Kolejne miesiące, a nawet lata, to walka Pantaniego z wymiarem sprawiedliwości i władzami kolarskimi, które oskarżały go o stosowanie dopingu. Pantani, dodatkowo napiętnowany przez media, nie podołał takiej presji i oskarżeniom, przez co startował rzadko i z marnymi wynikami – w latach 01’ i 02’ dwukrotnie wycofał się z Giro. Potem przyszła 8- miesięczna dyskwalifikacja, którą na Pantaniego nałożyła FCI, i która została uchylona przez trybunał arbitrażowy, jednak ślad w psychice kolarza pozostał. Pantani był też oskarżany o stosowanie EPO we wcześniejszych latach swojej kariery – jego poziom hematokrytu z roku 1995 miał wynosić ponad 60% - jednak nigdy nie udowodniono Włochowi stosowania niedozwolonych środków.



Wystartował jeszcze w Giro w 2003 roku i można było mieć nadzieję, że Włoch powoli się odradza.
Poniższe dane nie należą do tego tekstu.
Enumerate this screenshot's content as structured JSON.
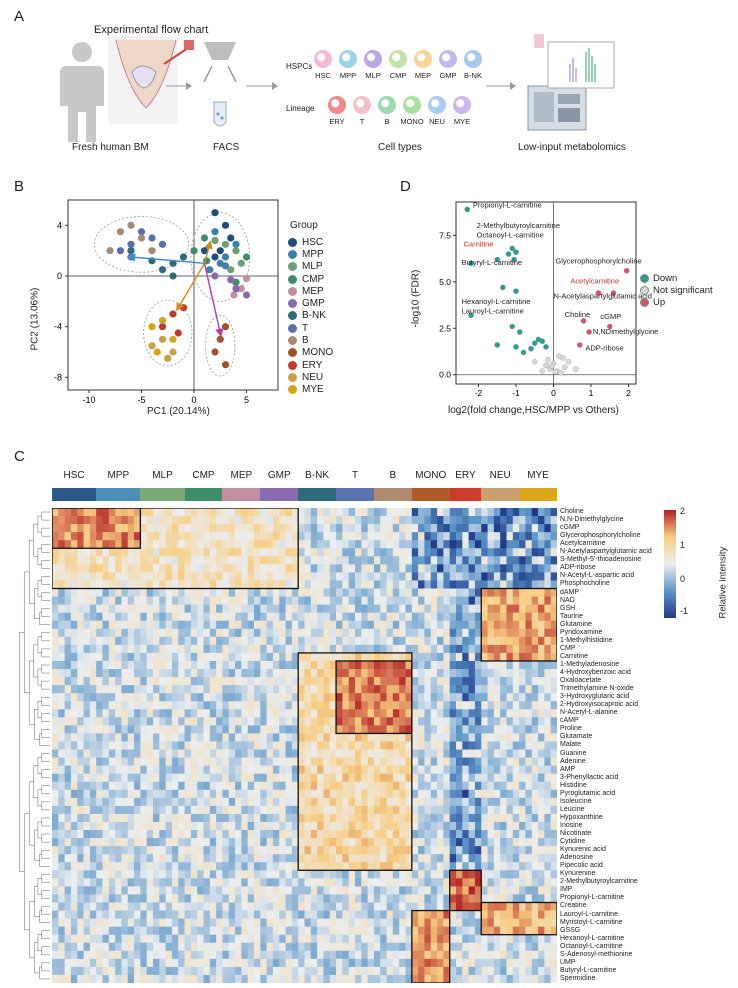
{
  "panelA": {
    "letter": "A",
    "flow_title": "Experimental flow chart",
    "fresh_bm": "Fresh human BM",
    "facs": "FACS",
    "cell_types": "Cell types",
    "metabolomics": "Low-input metabolomics",
    "hspcs_label": "HSPCs",
    "lineage_label": "Lineage",
    "hspcs": [
      {
        "name": "HSC",
        "color": "#f4b8d8"
      },
      {
        "name": "MPP",
        "color": "#9ad3e6"
      },
      {
        "name": "MLP",
        "color": "#b9a6e2"
      },
      {
        "name": "CMP",
        "color": "#bfe3a8"
      },
      {
        "name": "MEP",
        "color": "#f6d49a"
      },
      {
        "name": "GMP",
        "color": "#c3b8ee"
      },
      {
        "name": "B-NK",
        "color": "#a6c8ec"
      }
    ],
    "lineage": [
      {
        "name": "ERY",
        "color": "#f08a8a"
      },
      {
        "name": "T",
        "color": "#f4c0c8"
      },
      {
        "name": "B",
        "color": "#9fd9b0"
      },
      {
        "name": "MONO",
        "color": "#a9e0a0"
      },
      {
        "name": "NEU",
        "color": "#a9cdf0"
      },
      {
        "name": "MYE",
        "color": "#cdb6ec"
      }
    ]
  },
  "panelB": {
    "letter": "B",
    "xlabel": "PC1 (20.14%)",
    "ylabel": "PC2 (13.06%)",
    "legend_title": "Group",
    "xticks": [
      "-10",
      "-5",
      "0",
      "5"
    ],
    "yticks": [
      "4",
      "0",
      "-4",
      "-8"
    ]
  },
  "panelD": {
    "letter": "D",
    "xlabel": "log2(fold change,HSC/MPP vs Others)",
    "ylabel": "-log10 (FDR)",
    "xticks": [
      "-2",
      "-1",
      "0",
      "1",
      "2"
    ],
    "yticks": [
      "7.5",
      "5.0",
      "2.5",
      "0.0"
    ],
    "legend": [
      {
        "label": "Down",
        "color": "#2a9d8f"
      },
      {
        "label": "Not significant",
        "color": "#d8d8d8"
      },
      {
        "label": "Up",
        "color": "#d6546a"
      }
    ],
    "labels": {
      "propionyl": "Propionyl-L-carnitine",
      "methylbutyroyl": "2-Methylbutyroylcarnitine",
      "octanoyl": "Octanoyl-L-carnitine",
      "carnitine": "Carnitine",
      "butyryl": "Butyryl-L-carnitine",
      "hexanoyl": "Hexanoyl-L-carnitine",
      "lauroyl": "Lauroyl-L-carnitine",
      "gpc": "Glycerophosphorylcholine",
      "acetylcarnitine": "Acetylcarnitine",
      "naag": "N-Acetylaspartylglutamic acid",
      "choline": "Choline",
      "cgmp": "cGMP",
      "ndmg": "N,NDimethylglycine",
      "adpr": "ADP-ribose"
    }
  },
  "chart_data": [
    {
      "type": "scatter",
      "xlabel": "PC1 (20.14%)",
      "ylabel": "PC2 (13.06%)",
      "xlim": [
        -12,
        8
      ],
      "ylim": [
        -9,
        6
      ],
      "legend_title": "Group",
      "series": [
        {
          "name": "HSC",
          "color": "#1f4e79",
          "points": [
            [
              2,
              5
            ],
            [
              3,
              4
            ],
            [
              1,
              2
            ],
            [
              2,
              1.5
            ],
            [
              3.5,
              3
            ],
            [
              2.5,
              2
            ]
          ]
        },
        {
          "name": "MPP",
          "color": "#3d7fa8",
          "points": [
            [
              2,
              3.5
            ],
            [
              3,
              1.5
            ],
            [
              1.5,
              0.5
            ],
            [
              4,
              2.5
            ],
            [
              3,
              0.8
            ],
            [
              2.5,
              1
            ]
          ]
        },
        {
          "name": "MLP",
          "color": "#6a9e73",
          "points": [
            [
              4,
              2
            ],
            [
              3.5,
              0.5
            ],
            [
              4.5,
              1
            ],
            [
              3,
              2.5
            ],
            [
              2,
              2.8
            ]
          ]
        },
        {
          "name": "CMP",
          "color": "#3e8e6a",
          "points": [
            [
              0,
              2
            ],
            [
              1,
              3
            ],
            [
              4,
              -0.5
            ],
            [
              5,
              1.5
            ],
            [
              1.2,
              1.2
            ]
          ]
        },
        {
          "name": "MEP",
          "color": "#c48ea0",
          "points": [
            [
              4.5,
              -1
            ],
            [
              5,
              -0.2
            ],
            [
              3.8,
              -1.5
            ]
          ]
        },
        {
          "name": "GMP",
          "color": "#8a6bb0",
          "points": [
            [
              2,
              0
            ],
            [
              4,
              -1
            ],
            [
              5,
              -1.5
            ],
            [
              3.5,
              -0.3
            ]
          ]
        },
        {
          "name": "B-NK",
          "color": "#2f6a7a",
          "points": [
            [
              -6,
              2
            ],
            [
              -4,
              1.2
            ],
            [
              -2,
              0
            ],
            [
              -3,
              0.5
            ],
            [
              -1,
              1.5
            ],
            [
              -2,
              1
            ]
          ]
        },
        {
          "name": "T",
          "color": "#5a6ea8",
          "points": [
            [
              -5,
              3.5
            ],
            [
              -6,
              1.5
            ],
            [
              -7,
              2
            ],
            [
              -3,
              2.5
            ],
            [
              -4,
              3
            ],
            [
              -6,
              2.5
            ]
          ]
        },
        {
          "name": "B",
          "color": "#a58a78",
          "points": [
            [
              -7,
              3.5
            ],
            [
              -6,
              4
            ],
            [
              -5,
              3
            ],
            [
              -8,
              2
            ],
            [
              -4,
              2
            ]
          ]
        },
        {
          "name": "MONO",
          "color": "#a0522d",
          "points": [
            [
              2,
              -6
            ],
            [
              3,
              -7
            ],
            [
              2.5,
              -5
            ],
            [
              3,
              -4
            ]
          ]
        },
        {
          "name": "ERY",
          "color": "#c0392b",
          "points": [
            [
              -2,
              -3
            ],
            [
              -1,
              -2.5
            ],
            [
              -3,
              -4
            ],
            [
              -1.5,
              -4.5
            ]
          ]
        },
        {
          "name": "NEU",
          "color": "#c9a14a",
          "points": [
            [
              -3,
              -5
            ],
            [
              -2,
              -6
            ],
            [
              -4,
              -5.5
            ],
            [
              -2.5,
              -6.5
            ]
          ]
        },
        {
          "name": "MYE",
          "color": "#d4a517",
          "points": [
            [
              -4,
              -4
            ],
            [
              -3,
              -3.5
            ],
            [
              -2,
              -5
            ],
            [
              -3.5,
              -6
            ]
          ]
        }
      ]
    },
    {
      "type": "scatter",
      "xlabel": "log2(fold change,HSC/MPP vs Others)",
      "ylabel": "-log10 (FDR)",
      "xlim": [
        -2.6,
        2.2
      ],
      "ylim": [
        -0.5,
        9.3
      ],
      "series": [
        {
          "name": "Down",
          "color": "#2a9d8f",
          "points": [
            [
              -2.3,
              8.9
            ],
            [
              -1.2,
              6.5
            ],
            [
              -1.1,
              6.8
            ],
            [
              -1.0,
              6.6
            ],
            [
              -1.05,
              6.2
            ],
            [
              -1.5,
              6.2
            ],
            [
              -2.2,
              6.0
            ],
            [
              -1.35,
              4.7
            ],
            [
              -1.0,
              4.5
            ],
            [
              -2.2,
              3.2
            ],
            [
              -1.1,
              2.6
            ],
            [
              -0.9,
              2.3
            ],
            [
              -1.5,
              1.6
            ],
            [
              -0.5,
              1.7
            ],
            [
              -0.3,
              1.8
            ],
            [
              -0.6,
              1.4
            ],
            [
              -0.8,
              1.2
            ],
            [
              -0.2,
              1.5
            ],
            [
              -0.4,
              1.9
            ],
            [
              -1.0,
              1.5
            ]
          ]
        },
        {
          "name": "Not significant",
          "color": "#d8d8d8",
          "points": [
            [
              -0.1,
              0.3
            ],
            [
              0.1,
              0.2
            ],
            [
              -0.2,
              0.5
            ],
            [
              0.3,
              0.4
            ],
            [
              0.2,
              0.1
            ],
            [
              0.0,
              0.6
            ],
            [
              -0.3,
              0.2
            ],
            [
              0.4,
              0.7
            ],
            [
              -0.15,
              0.8
            ],
            [
              0.25,
              0.9
            ],
            [
              0.05,
              0.15
            ],
            [
              -0.05,
              0.45
            ],
            [
              0.6,
              0.3
            ],
            [
              -0.5,
              0.7
            ],
            [
              0.15,
              1.0
            ]
          ]
        },
        {
          "name": "Up",
          "color": "#d6546a",
          "points": [
            [
              1.95,
              5.6
            ],
            [
              1.2,
              4.4
            ],
            [
              1.6,
              4.4
            ],
            [
              0.8,
              2.9
            ],
            [
              0.95,
              2.3
            ],
            [
              1.5,
              2.6
            ],
            [
              0.7,
              1.6
            ]
          ]
        }
      ]
    },
    {
      "type": "heatmap",
      "title": "",
      "legend_title": "Relative intensity",
      "legend_ticks": [
        "2",
        "1",
        "0",
        "-1"
      ],
      "groups": [
        {
          "name": "HSC",
          "color": "#2a5a8a",
          "cols": 7
        },
        {
          "name": "MPP",
          "color": "#4a8fb8",
          "cols": 7
        },
        {
          "name": "MLP",
          "color": "#7aaa78",
          "cols": 7
        },
        {
          "name": "CMP",
          "color": "#3e8e6a",
          "cols": 6
        },
        {
          "name": "MEP",
          "color": "#c48ea0",
          "cols": 6
        },
        {
          "name": "GMP",
          "color": "#8a6bb0",
          "cols": 6
        },
        {
          "name": "B-NK",
          "color": "#2f6a7a",
          "cols": 6
        },
        {
          "name": "T",
          "color": "#5a74b0",
          "cols": 6
        },
        {
          "name": "B",
          "color": "#b08a6e",
          "cols": 6
        },
        {
          "name": "MONO",
          "color": "#b05a28",
          "cols": 6
        },
        {
          "name": "ERY",
          "color": "#d03a2a",
          "cols": 5
        },
        {
          "name": "NEU",
          "color": "#c9a170",
          "cols": 6
        },
        {
          "name": "MYE",
          "color": "#dca81a",
          "cols": 6
        }
      ],
      "rows": [
        "Choline",
        "N,N-Dimethylglycine",
        "cGMP",
        "Glycerophosphorylcholine",
        "Acetylcarnitine",
        "N-Acetylaspartylglutamic acid",
        "S-Methyl-5'-thioadenosine",
        "ADP-ribose",
        "N-Acetyl-L-aspartic acid",
        "Phosphocholine",
        "dAMP",
        "NAD",
        "GSH",
        "Taurine",
        "Glutamine",
        "Pyridoxamine",
        "1-Methylhistidine",
        "CMP",
        "Carnitine",
        "1-Methyladenosine",
        "4-Hydroxybenzoic acid",
        "Oxaloacetate",
        "Trimethylamine N-oxide",
        "3-Hydroxyglutaric acid",
        "2-Hydroxyisocaproic acid",
        "N-Acetyl-L-alanine",
        "cAMP",
        "Proline",
        "Glutamate",
        "Malate",
        "Guanine",
        "Adenine",
        "AMP",
        "3-Phenyllactic acid",
        "Histidine",
        "Pyroglutamic acid",
        "Isoleucine",
        "Leucine",
        "Hypoxanthine",
        "Inosine",
        "Nicotinate",
        "Cytidine",
        "Kynurenic acid",
        "Adenosine",
        "Pipecolic acid",
        "Kynurenine",
        "2-Methylbutyroylcarnitine",
        "IMP",
        "Propionyl-L-carnitine",
        "Creatine",
        "Lauroyl-L-carnitine",
        "Myristoyl-L-carnitine",
        "GSSG",
        "Hexanoyl-L-carnitine",
        "Octanoyl-L-carnitine",
        "S-Adenosyl-methionine",
        "UMP",
        "Butyryl-L-carnitine",
        "Spermidine"
      ],
      "blocks": [
        {
          "rows": [
            0,
            9
          ],
          "groups": [
            0,
            5
          ],
          "value": 0.8
        },
        {
          "rows": [
            0,
            4
          ],
          "groups": [
            0,
            1
          ],
          "value": 1.8
        },
        {
          "rows": [
            10,
            18
          ],
          "groups": [
            11,
            12
          ],
          "value": 1.6
        },
        {
          "rows": [
            18,
            44
          ],
          "groups": [
            6,
            8
          ],
          "value": 1.0
        },
        {
          "rows": [
            19,
            27
          ],
          "groups": [
            7,
            8
          ],
          "value": 1.9
        },
        {
          "rows": [
            45,
            49
          ],
          "groups": [
            10,
            10
          ],
          "value": 2.0
        },
        {
          "rows": [
            49,
            52
          ],
          "groups": [
            11,
            12
          ],
          "value": 1.5
        },
        {
          "rows": [
            50,
            58
          ],
          "groups": [
            9,
            9
          ],
          "value": 1.7
        }
      ]
    }
  ],
  "panelC": {
    "letter": "C"
  }
}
Wyścigu ukończył na 14. miejscu, notując przy tym kilka przyzwoitych miejsc na etapach. Po tym, jak jego drużyna nie została zaproszona na Tour, Marco jeszcze bardziej zamknął się w sobie. Na tyle, że nie było z nim żadnego kontaktu i w końcu został zawieszony przez ekipę Mercatone Uno. Cierpiał na poważną depresję, a jego problemy z narkotykami były coraz większe i sięgał po nie coraz częściej.

14 lutego 2004 roku został znaleziony martwy w pokoju hotelowym w Rimini. Autopsja wykazała zawał serca i obrzęk mózgu, a także sporą ilość kokainy w organizmie Marco Pantaniego. Do tej pory nie ustalono, czy kolarz sam zażył śmiertelną dawkę narkotyków, czy ktoś się przyczynił do jego śmierci.



Co roku w rodzinnym mieście Pantaniego rozgrywany jest wyścig jego imienia - Memorial Marco Pantani. Począwszy od roku 2004 organizatorzy Giro d’Italia jeden ze szczytów górskich dedykują zmarłemu Pantaniemu. W tym samym roku, podczas Tour de France, 16. etap wyścigu – czasówka pod L’Alpe D’Huez – także poświęcony był pamięci Pirata. To właśnie tam Pantani wygrywał w 1995 i 1997 roku i to do Pantaniego należy rekord czasu podjazdu pod ten szczyt.